As with most viruses, the youngest and oldest are hit hardest by infection, so nursing home staff and residents should be on highest alert to continue what COVID-19 fears jump-started: extreme source control and hand hygiene, said APIC consultant Deborah Burdsall, PhD RN-BC, CIC, Wednesday.
This is not a time for mask fatigue to win, she emphasized to McKnight’s Long-Term Care News.
“When people focus on one organism, like SARS-Cov-2, they forget that core principles of infection prevention are important to prevent other infectious organisms as well,” said Burdsall, who added that the bugs RSV and Adenovirus can also be hazardous for seniors.
“While we were in the height of the COVID pandemic and people were staying home and masking, the number of cases of other respiratory illnesses dropped precipitously. We didn’t have a normal flu season, we didn’t have a normal RSV season, we didn’t have a lot of the respiratory virus that we see that causes major outbreaks in congregate settings,” Burdsall explained.
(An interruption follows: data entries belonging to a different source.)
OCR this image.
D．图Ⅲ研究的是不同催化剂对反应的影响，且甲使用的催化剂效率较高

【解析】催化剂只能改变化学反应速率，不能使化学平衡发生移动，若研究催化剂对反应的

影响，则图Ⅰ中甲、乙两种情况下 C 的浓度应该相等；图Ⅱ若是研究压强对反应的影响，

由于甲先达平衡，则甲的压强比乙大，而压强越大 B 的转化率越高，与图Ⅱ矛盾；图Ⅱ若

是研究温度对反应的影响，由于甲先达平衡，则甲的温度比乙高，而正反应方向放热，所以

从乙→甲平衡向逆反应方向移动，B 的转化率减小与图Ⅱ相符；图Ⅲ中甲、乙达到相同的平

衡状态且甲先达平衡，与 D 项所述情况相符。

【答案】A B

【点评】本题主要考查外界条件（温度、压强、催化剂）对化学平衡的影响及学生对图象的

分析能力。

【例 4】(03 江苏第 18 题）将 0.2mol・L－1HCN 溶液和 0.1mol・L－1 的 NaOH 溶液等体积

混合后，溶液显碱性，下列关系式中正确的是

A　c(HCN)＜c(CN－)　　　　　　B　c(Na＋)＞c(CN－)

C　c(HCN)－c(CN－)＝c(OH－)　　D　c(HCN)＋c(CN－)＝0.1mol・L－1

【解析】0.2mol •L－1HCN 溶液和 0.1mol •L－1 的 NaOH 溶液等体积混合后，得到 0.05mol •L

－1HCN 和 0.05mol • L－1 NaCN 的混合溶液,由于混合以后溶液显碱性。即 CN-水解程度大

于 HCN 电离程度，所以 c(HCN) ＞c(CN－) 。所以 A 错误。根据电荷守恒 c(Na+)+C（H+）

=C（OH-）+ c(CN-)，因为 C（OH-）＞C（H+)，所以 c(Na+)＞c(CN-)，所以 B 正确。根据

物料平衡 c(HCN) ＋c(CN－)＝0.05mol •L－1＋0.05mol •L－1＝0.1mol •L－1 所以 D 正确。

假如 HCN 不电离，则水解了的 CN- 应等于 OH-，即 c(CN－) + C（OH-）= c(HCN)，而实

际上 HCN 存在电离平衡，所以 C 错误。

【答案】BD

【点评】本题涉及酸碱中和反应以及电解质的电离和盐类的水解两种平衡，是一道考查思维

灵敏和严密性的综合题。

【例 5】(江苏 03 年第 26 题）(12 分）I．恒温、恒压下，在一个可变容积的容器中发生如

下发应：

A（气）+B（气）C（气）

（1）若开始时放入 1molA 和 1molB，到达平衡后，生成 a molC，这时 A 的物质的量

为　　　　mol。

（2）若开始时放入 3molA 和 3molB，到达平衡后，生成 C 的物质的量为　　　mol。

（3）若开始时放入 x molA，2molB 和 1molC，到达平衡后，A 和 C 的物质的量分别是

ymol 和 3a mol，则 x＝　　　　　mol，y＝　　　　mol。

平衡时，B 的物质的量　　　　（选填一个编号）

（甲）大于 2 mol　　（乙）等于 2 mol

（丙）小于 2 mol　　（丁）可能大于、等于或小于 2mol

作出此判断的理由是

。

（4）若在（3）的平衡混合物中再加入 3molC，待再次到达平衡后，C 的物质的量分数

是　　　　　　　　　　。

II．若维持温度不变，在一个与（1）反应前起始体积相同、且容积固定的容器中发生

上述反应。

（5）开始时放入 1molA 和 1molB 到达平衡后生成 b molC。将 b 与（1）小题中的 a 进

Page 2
During Tuesday’s panel discussion on flu season hosted by the National Foundation for Infectious Diseases, experts cautioned that flu infection indicators elsewhere this year are ominous and that everyone older than six months should get one of the three new flu vaccines available.
“Based on what we have seen in parts of the Southern Hemisphere, flu has the potential to hit us hard this year,” said NFID Medical Director William Schaffner, MD. “On a positive note, we have more preventive behaviors in our toolbox than we did before the COVID-19 pandemic. We are more accustomed to wearing masks and staying home when sick.”
Burdsall said the danger this year is people dropping their COVID guard. The CDC recently loosened its masking guidelines for nursing homes, telling them it’s their call based on their surrounding area’s transmission data.
“Because people have mask fatigue and PPE fatigue, people aren’t as careful as they were in, say, 2020 and in the 2020-2021 flu season,” Burdsall said. “If masks are not used, we’re back to a situation where it’s easy to transmit respiratory infection, especially in congregate settings.
“Make sure policies and procedures align with best evidence,” she advised providers. “People aren’t going to be stuck in masks forever but when there’s a lot of viruses floating around out there, people should do what they need to do to protect themselves and their residents.”